A Japanese prison creates a mascot in an attempt to dispel its forbidding image and be seen as a place of rehabilitation.
Officials at a prison in Japan have created a life-size mascot to help people connect with inmates.
Asahikawa Prison in the north of the country is too often thought of as a dark place with imposing grey walls, according to officials.
They hope Katakkuri-chan, a 6ft 6in humanoid with a square face and an enormous purple flower for hair, will help people see the prison as a place of rehabilitation.
One official said: “Prisons have the image of being isolated places that have no contact with the rest of society and are surrounded by imposing grey walls.
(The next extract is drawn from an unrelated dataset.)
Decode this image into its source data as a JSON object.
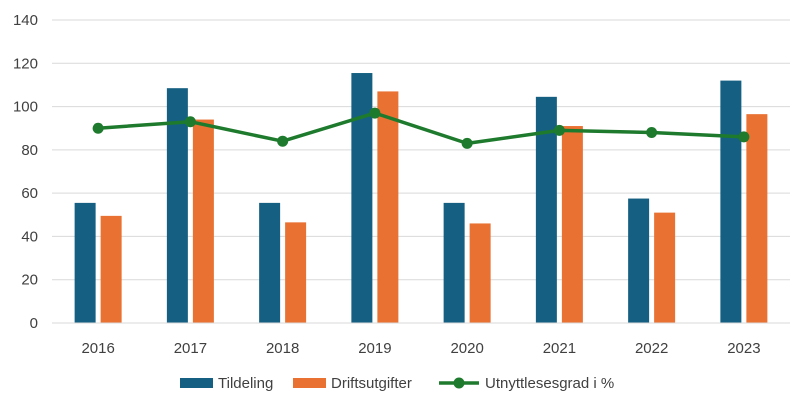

“We made the character to change the image into that of a facility open to society and supported by society.
“Of course, prisons are for people who have committed crimes and people tend to consider them unwelcome in their neighbourhood.
“But society has to play its part in supporting the rehabilitation of people who have served their time.”
Katakkuri-chan, which has a male and a female incarnation and wears the uniform of a prison warden, made its debut at a weekend fair at the prison, 560 miles north of Tokyo.
The annual event drew nearly 1,700 people, up from 1,200 last year, partly thanks to the character, which greeted visitors and played with children, prison officials said.
Visitors were also able to buy handicrafts made by inmates, ranging from barbecue parts to TV stands and aprons.
The mascot’s oversized hair is inspired by the dogtooth violet – katakuri – which blooms on a mountain near the prison.
Life-size mascots are very popular in Japan and are often used to represent regions or towns and to promote locally famous foods, animals and industries.